Warum sich also den Stress antun und Parteiprogramme der AfD aufrufen, eine Tätigkeit, bei der man sich schon vor dem Click auf ihre Website Schutzhandschuhe überstreifen möchte. Einzig vertretbarer Grund für einen Antifaschisten: offizielles, schriftliches, Mehrheitsmeinungsmaterial der Partei finden, mit dem man verbal werfen kann, in der Debatte mit Freund*innen, aber auch mit Wähler*innen der AfD, die noch erreichbar für Argumente sind.

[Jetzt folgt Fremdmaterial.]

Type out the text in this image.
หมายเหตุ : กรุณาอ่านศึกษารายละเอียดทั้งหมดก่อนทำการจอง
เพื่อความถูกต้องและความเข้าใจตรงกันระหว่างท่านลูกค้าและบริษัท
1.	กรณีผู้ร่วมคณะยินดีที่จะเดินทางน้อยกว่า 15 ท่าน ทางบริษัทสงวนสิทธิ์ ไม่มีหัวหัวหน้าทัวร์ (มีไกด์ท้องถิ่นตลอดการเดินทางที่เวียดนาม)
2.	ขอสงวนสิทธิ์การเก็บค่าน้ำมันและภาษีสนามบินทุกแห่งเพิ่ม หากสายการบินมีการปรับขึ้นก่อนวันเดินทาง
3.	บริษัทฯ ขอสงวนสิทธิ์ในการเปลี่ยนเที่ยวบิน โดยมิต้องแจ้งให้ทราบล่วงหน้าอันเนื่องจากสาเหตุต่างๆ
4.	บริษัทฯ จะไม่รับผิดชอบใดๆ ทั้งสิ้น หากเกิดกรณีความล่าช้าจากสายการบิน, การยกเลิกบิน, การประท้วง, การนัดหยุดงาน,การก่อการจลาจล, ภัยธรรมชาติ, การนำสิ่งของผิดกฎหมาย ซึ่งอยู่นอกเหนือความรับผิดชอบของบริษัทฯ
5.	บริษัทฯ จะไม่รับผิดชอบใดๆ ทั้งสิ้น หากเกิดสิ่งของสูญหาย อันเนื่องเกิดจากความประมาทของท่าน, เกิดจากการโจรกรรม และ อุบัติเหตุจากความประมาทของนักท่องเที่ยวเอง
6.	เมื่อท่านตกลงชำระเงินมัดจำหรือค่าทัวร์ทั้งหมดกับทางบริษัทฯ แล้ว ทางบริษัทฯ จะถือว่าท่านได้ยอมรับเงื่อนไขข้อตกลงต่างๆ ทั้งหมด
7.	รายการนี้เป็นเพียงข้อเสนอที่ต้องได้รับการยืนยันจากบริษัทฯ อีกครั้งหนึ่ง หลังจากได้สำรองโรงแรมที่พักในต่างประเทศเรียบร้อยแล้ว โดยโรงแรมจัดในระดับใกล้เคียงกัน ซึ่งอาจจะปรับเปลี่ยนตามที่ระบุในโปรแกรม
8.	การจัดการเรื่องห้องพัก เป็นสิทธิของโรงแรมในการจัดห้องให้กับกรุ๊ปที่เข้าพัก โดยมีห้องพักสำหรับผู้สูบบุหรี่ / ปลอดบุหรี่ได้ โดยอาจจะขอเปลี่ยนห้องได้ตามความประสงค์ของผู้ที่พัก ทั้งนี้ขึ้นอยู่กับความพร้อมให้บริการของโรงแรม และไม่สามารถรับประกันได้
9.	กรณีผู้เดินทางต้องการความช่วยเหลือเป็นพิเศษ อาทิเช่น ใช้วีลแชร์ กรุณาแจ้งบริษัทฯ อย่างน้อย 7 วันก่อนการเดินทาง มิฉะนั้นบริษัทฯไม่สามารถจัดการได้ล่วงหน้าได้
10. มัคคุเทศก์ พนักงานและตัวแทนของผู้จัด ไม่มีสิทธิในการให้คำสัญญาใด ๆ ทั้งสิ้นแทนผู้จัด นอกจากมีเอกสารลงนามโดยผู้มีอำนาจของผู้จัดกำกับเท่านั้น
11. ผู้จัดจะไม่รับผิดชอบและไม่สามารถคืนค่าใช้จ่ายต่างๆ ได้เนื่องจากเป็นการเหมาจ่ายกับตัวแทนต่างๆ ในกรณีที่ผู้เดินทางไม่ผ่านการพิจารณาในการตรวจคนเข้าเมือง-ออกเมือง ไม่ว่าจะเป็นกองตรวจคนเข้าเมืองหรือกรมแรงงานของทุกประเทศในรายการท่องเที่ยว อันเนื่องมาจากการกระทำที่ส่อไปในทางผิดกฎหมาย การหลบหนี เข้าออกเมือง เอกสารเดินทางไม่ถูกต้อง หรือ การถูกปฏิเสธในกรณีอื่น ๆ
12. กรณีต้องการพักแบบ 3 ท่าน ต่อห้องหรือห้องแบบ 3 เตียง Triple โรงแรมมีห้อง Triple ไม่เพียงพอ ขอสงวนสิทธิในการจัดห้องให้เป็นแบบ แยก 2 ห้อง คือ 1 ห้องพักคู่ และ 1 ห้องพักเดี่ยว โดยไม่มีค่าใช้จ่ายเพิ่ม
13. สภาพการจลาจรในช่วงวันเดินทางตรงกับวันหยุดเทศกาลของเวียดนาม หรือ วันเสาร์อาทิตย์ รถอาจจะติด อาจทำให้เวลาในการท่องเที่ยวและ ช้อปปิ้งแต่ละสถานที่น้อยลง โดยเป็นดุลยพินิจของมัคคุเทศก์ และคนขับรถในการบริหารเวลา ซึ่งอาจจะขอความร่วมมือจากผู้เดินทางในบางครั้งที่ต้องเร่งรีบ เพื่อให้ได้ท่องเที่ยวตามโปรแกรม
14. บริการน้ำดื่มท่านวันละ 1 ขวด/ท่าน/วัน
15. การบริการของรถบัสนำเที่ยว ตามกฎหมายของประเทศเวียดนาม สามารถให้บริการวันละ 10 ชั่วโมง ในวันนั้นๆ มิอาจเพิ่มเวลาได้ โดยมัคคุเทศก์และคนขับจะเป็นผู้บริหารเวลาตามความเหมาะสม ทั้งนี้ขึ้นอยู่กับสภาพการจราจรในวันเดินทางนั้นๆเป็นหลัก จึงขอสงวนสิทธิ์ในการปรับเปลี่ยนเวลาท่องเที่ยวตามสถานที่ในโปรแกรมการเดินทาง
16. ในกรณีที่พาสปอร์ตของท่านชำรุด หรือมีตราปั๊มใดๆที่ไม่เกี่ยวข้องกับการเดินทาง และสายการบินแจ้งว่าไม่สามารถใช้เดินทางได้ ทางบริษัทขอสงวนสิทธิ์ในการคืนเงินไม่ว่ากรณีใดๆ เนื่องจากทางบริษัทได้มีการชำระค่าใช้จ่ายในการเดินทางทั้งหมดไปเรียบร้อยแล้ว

Wohlan denn, rein in den Sumpf, auf afd.de kann man durch Vieles hindurch waten. Ich stelle die anrüchigsten Blüten in den kommenden Monaten nach Rubriken geordnet vor. Und beginne mit der Sozialpolitik im engeren Sinne, also der staatlichen Hilfe für Menschen in wirtschaftlicher Not. Folgen werden die Renten, die Bildung, die Energie, die Familien, die Außen- bzw. Globalisierungspolitik, Rüstung und Krieg und vielleicht noch eine Carte blanche. Der Rassismus der AfD wird nicht explizit verhandelt, er überwölbt ohnehin alles andere und ist bekannt.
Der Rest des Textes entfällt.